Initial gene expression profiling studies of diffuse large B-cell lymphoma (DLBCL) revealed that this single diagnosis actually encompasses two distinct diseases that differ in the expression of hundreds of genes. One subtype, germinal center B-cell-like (GCB) DLBCL, strongly resembles normal germinal center B-cells and has a good prognosis following chemotherapy, whereas activated B-cell-like (ABC) DLBCL resembles mitogenically activated blood B cells and has a poor outcome. An expanded analysis of 274 DLBCL cases confirmed the existence of the GCB and ABC subgroups, but demonstrated that additional subgroups exist. Furthermore, two recurrent oncogenic events in DLBCL, t(14;18) and amplification of the c-rel locus on chromosome 2p, were only observed in GCB DLBCL, whereas constitutive activation of NF-κB was seen in ABC DLBCL, showing that the gene expression subgroups represent pathogenetically distinct diseases.
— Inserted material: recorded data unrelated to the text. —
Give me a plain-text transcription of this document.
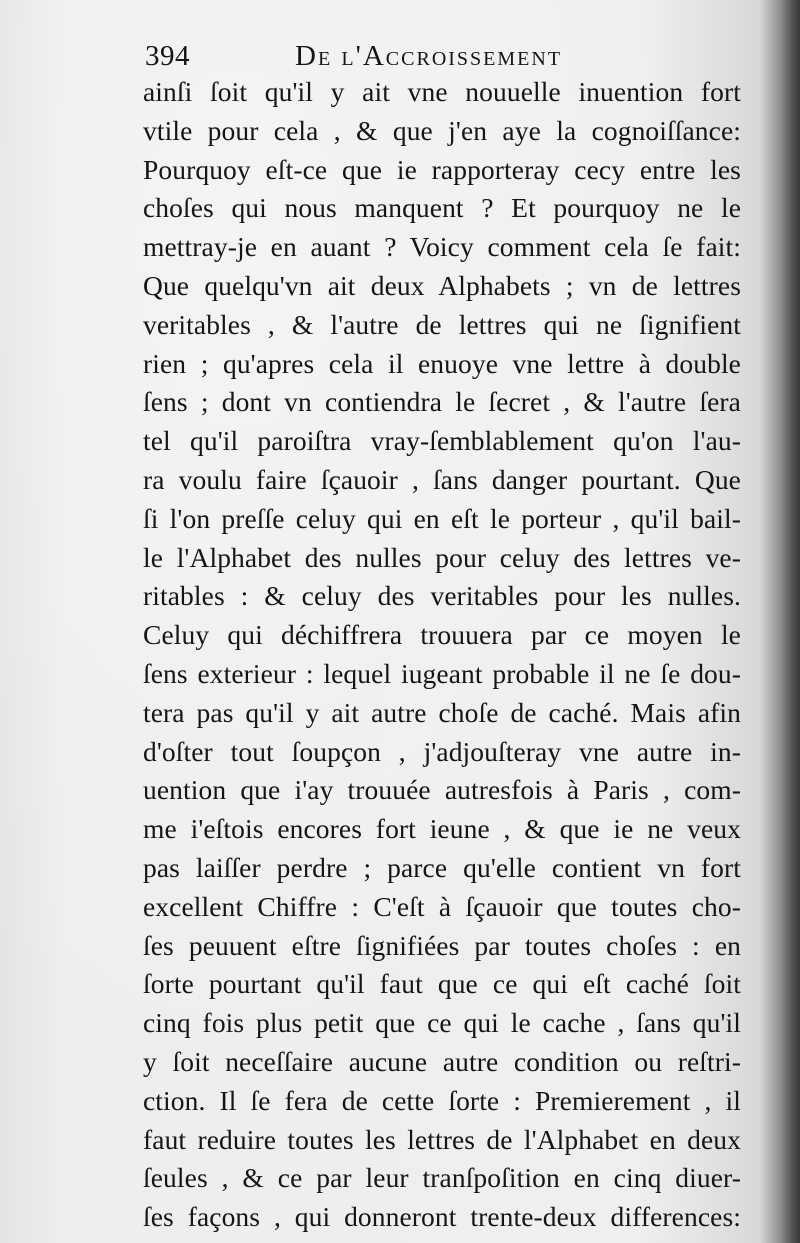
394	De l'Accroissement
ainſi ſoit qu'il y ait vne nouuelle inuention fort
vtile pour cela , & que j'en aye la cognoiſſance:
Pourquoy eſt-ce que ie rapporteray cecy entre les
choſes qui nous manquent ? Et pourquoy ne le
mettray-je en auant ? Voicy comment cela ſe fait:
Que quelqu'vn ait deux Alphabets ; vn de lettres
veritables , & l'autre de lettres qui ne ſignifient
rien ; qu'apres cela il enuoye vne lettre à double
ſens ; dont vn contiendra le ſecret , & l'autre ſera
tel qu'il paroiſtra vray-ſemblablement qu'on l'au-
ra voulu faire ſçauoir , ſans danger pourtant. Que
ſi l'on preſſe celuy qui en eſt le porteur , qu'il bail-
le l'Alphabet des nulles pour celuy des lettres ve-
ritables : & celuy des veritables pour les nulles.
Celuy qui déchiffrera trouuera par ce moyen le
ſens exterieur : lequel iugeant probable il ne ſe dou-
tera pas qu'il y ait autre choſe de caché. Mais afin
d'oſter tout ſoupçon , j'adjouſteray vne autre in-
uention que i'ay trouuée autresfois à Paris , com-
me i'eſtois encores fort ieune , & que ie ne veux
pas laiſſer perdre ; parce qu'elle contient vn fort
excellent Chiffre : C'eſt à ſçauoir que toutes cho-
ſes peuuent eſtre ſignifiées par toutes choſes : en
ſorte pourtant qu'il faut que ce qui eſt caché ſoit
cinq fois plus petit que ce qui le cache , ſans qu'il
y ſoit neceſſaire aucune autre condition ou reſtri-
ction. Il ſe fera de cette ſorte : Premierement , il
faut reduire toutes les lettres de l'Alphabet en deux
ſeules , & ce par leur tranſpoſition en cinq diuer-
ſes façons , qui donneront trente-deux differences:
Gene expression profiling has also been used to identify individual genes that predict overall survival in DLBCL, the majority coming from gene expression signatures that reflect the cell of origin, proliferation rate, and host immune response to the tumor. A multivariate model including 17 genes representing these biological features divided patients with DLBCL into quartiles with strikingly distinct 5-year survival rates, ranging from 73% to 15%. The use of gene expression profiling should eventually lead to an integration of molecular diagnosis and consequent selection of the most appropriate treatment.